Я бросилась бежать. Я бегала наперегонки с волками. Я очень быстрая. Чтобы добраться до двери, надо всего лишь обогнуть дом. До входа оставалось двадцать футов, я уже видела его, когда он нагнал меня и повалил, прижав своим весом, как лев.
Земля ударила меня, набилась в рот, сдавила груди. Мужчина лежал на мне камнем, а потом приподнялся и рывком перевернул меня на спину.
Он стоял надо мной на коленях. В лице его больше не было ничего человеческого, я даже не могла представить, как еще минуту назад оно могло быть слабым и ранимым. Это было лицо Господа, когда Он обратил взор свой на Гоморру.
Я вскинула руки, чтобы вонзить ногти ему в лицо, в живот, в пах. Но его плоть почему-то ускользала от меня. Он перехватил мои руки, пригвоздил их к земле и сел мне на ноги. Я изогнулась, но не смогла даже плюнуть ему в лицо. Он склонился надо мной — его лицо было совсем рядом — и произнес без выражения:
— Значит, ты убила его. Почему и как?
— Если я скажу, ты все равно не поверишь! — завизжала я ему в лицо. Меня саму потрясло, как сдавленно, с каким неприкрытым ужасом прозвучал мой голос.
— Слушай, — произнес он. — Я знаю, что в наше время убийц считают больными, и Планетарная Федерация помещает их в милые домики на холме, окружая цветочками и заботой, чтобы им было хорошо. Я знаю. Так что это лишь наше с тобой дело, Джезабель. Твое и мое. Никто не придет, чтобы спасти тебя, поместить в лечебницу, защитить. Тебе придется иметь дело со мной.

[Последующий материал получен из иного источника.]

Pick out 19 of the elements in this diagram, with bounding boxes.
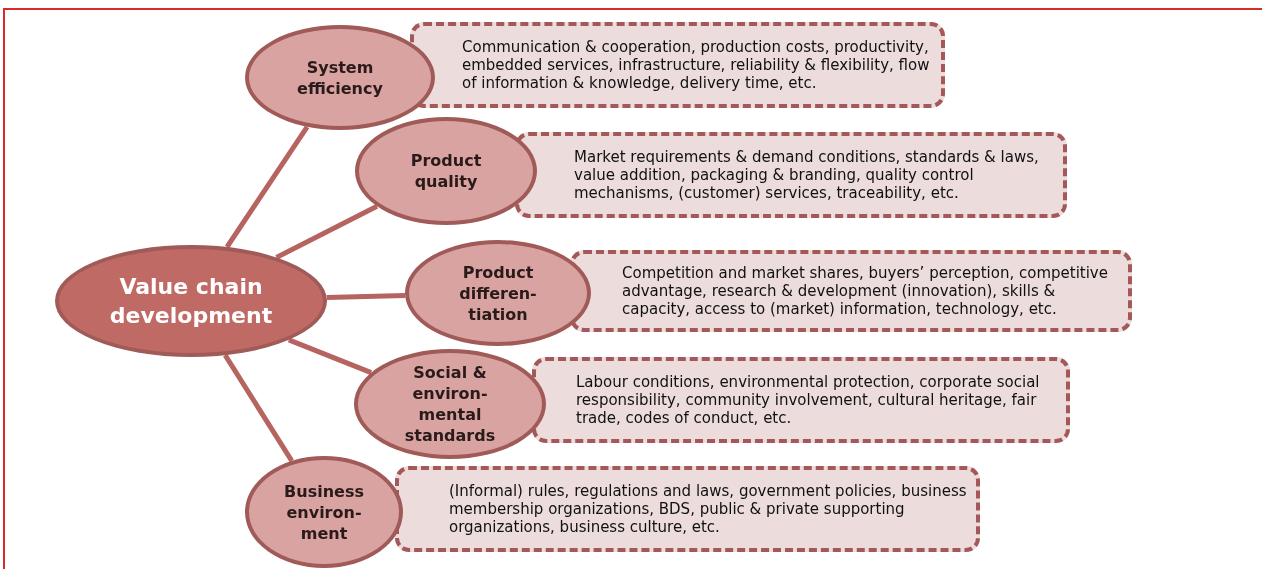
description-text: Labour conditions, environmental protection, corporate social responsibility, community involvement, cultural heritage, fair trade, codes of conduct, etc. bbox=[576, 373, 1041, 427]
description-text: Market requirements & demand conditions, standards & laws, value addition, packaging & branding, quality control mechanisms, (customer) services, traceability, etc. bbox=[574, 148, 1040, 202]
category-label: Product differen- tiation bbox=[458, 261, 538, 325]
description-box bbox=[410, 22, 945, 108]
connector-line bbox=[326, 292, 406, 300]
connector-line bbox=[275, 203, 379, 260]
category-label: Business environ- ment bbox=[283, 480, 365, 544]
topic-title: Value chain development bbox=[108, 273, 274, 330]
description-box bbox=[515, 132, 1067, 218]
category-label: Social & environ- mental standards bbox=[403, 362, 497, 446]
connector-line bbox=[287, 337, 373, 375]
description-box bbox=[395, 466, 980, 552]
category-label: Product quality bbox=[409, 150, 483, 192]
category-label: System efficiency bbox=[296, 56, 384, 99]
description-box bbox=[570, 250, 1132, 332]
description-text: Competition and market shares, buyers’ perception, competitive advantage, research & development (innovation), skills & capacity, access to (market) information, technology, etc. bbox=[622, 264, 1109, 318]
description-text: Communication & cooperation, production costs, productivity, embedded services, infrastructure, reliability & flexibility, flow of information & knowledge, delivery time, etc. bbox=[462, 38, 931, 92]
description-box bbox=[532, 357, 1070, 443]
description-text: (Informal) rules, regulations and laws, government policies, business membership organizations, BDS, public & private supporting organizations, business culture, etc. bbox=[449, 482, 968, 536]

Я оставила попытки сопротивляться. Солнце поливало меня светом, будто озерным илом. Я была слепа, я была покорна. Слепо и покорно я сказала ему:
— Сэнд заболел. Я хотела отвезти его в больницу на окраине Озера Молота. Но на дороге был пост, они стали проверять машину, а Сэнд убрел в пустыню и там умер. Я не хотела, чтобы меня сочли причастной.
— Не вздумай падать в обморок, — заметил он. — Я просто приведу тебя в чувство, и мы начнем все сначала.

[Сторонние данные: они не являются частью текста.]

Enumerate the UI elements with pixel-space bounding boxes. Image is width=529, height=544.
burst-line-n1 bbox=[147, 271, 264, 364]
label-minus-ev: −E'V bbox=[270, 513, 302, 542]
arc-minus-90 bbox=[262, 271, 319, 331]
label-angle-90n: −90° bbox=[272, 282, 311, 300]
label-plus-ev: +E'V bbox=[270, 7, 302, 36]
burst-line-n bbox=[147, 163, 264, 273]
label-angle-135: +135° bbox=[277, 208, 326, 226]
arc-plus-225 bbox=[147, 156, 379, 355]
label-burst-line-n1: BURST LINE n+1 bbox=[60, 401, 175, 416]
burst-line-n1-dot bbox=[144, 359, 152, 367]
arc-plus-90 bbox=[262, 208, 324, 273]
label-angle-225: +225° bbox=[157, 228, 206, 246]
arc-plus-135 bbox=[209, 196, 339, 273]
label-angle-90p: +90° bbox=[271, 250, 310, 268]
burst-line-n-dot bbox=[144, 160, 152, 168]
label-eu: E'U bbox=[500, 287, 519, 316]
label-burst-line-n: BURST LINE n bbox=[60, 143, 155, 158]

Я зашептала, крепко зажмурившись:
— De profundis clamavi at te, Domine…
— Прекрати! — резко сказал он и отвесил мне легкую пощечину, пытаясь привести в чувство.
— Domine, exaudi vocem meam…
Он схватил меня за волосы — без настоящей жестокости, просто чтобы вынудить открыть глаза, и повторил по-английски:
— «Из бездны греха взываю к тебе, о Господи, услышь же меня». Единственный, кто здесь услышит тебя — я, Джезабель.